Tas echó una última mirada al brazalete. Echaría de menos una pieza tan hermosa y tan singular, pero se la entregó al caldedero sin sentirlo demasiado. Gaesil la guardó en el bolsillo de las polainas y sin más preámbulos trepó al pescante del carro.
—Hasta la vista —se despidió el hombre—. Me salvaste la vida y creo que no te di las gracias por ello.
—Fue un placer —respondió Tas con un ademán, con el que quitaba importancia al asunto—. Buena suerte. Saluda a Flint de mi parte.
El calderero sacudió las riendas y
Bella
se puso en marcha. El carro se dirigió al norte, hacia Solace, eludiendo los cadáveres tendidos en la calzada. Atrás quedó el kender, libre de reanudar sus vagabundeos por el mundo.
Algo prestado
Gaesil Obispo era un hombre muy pasivo ante la vida. Hacía mucho tiempo que había dejado la suya en manos del destino. El origen de este fatalismo podía rastrearse hasta su infancia, transcurrida en la provincia de Throt, en la frontera oriental de Solamnia, en el norte. Los throtianos son en su totalidad un puñado de supersticiosos, cuya cultura está plagada de cuentos de vieja y refranes. En consecuencia, no había un solo incidente en su pasado que Gaesil no atribuyera, tras repasarlo y reflexionar, a unas fuerzas ajenas a él. Todo cuando acontecía en la vida era producto del azar. Por ejemplo, la gente adinerada lo era porque tenía buena suerte. Gaesil, que no lo era, tenía mala fortuna. Lo que es más, desde su punto de visite, la suerte —ya fuera buena, mala, o indiferente— era algo sobrenatural y caprichoso.
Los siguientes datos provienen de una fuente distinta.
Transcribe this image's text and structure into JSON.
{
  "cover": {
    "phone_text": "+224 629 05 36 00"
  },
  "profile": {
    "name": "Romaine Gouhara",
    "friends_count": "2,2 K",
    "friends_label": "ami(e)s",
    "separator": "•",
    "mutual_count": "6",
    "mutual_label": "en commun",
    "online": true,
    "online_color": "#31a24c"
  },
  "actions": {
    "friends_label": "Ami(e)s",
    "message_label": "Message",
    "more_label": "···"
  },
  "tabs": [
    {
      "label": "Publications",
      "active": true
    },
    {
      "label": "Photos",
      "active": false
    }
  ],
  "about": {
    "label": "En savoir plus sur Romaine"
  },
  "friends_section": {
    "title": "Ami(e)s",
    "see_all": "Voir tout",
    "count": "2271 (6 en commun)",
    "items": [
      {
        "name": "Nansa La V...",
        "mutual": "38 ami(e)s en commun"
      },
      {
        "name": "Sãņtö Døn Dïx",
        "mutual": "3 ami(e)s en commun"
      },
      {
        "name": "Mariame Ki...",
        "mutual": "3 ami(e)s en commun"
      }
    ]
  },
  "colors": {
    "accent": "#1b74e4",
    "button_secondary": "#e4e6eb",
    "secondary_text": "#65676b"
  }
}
Cuando un hombre no cree que el trabajo duro tiene por recompensa la prosperidad, y la pereza tiene por castigo la pobreza, por lo general no es muy diligente. Pero, por muy apático que fuera Gaesil ante la vida, sabía que la recompensa y el castigo (en especial este último) manaba de manera espontánea de su esposa.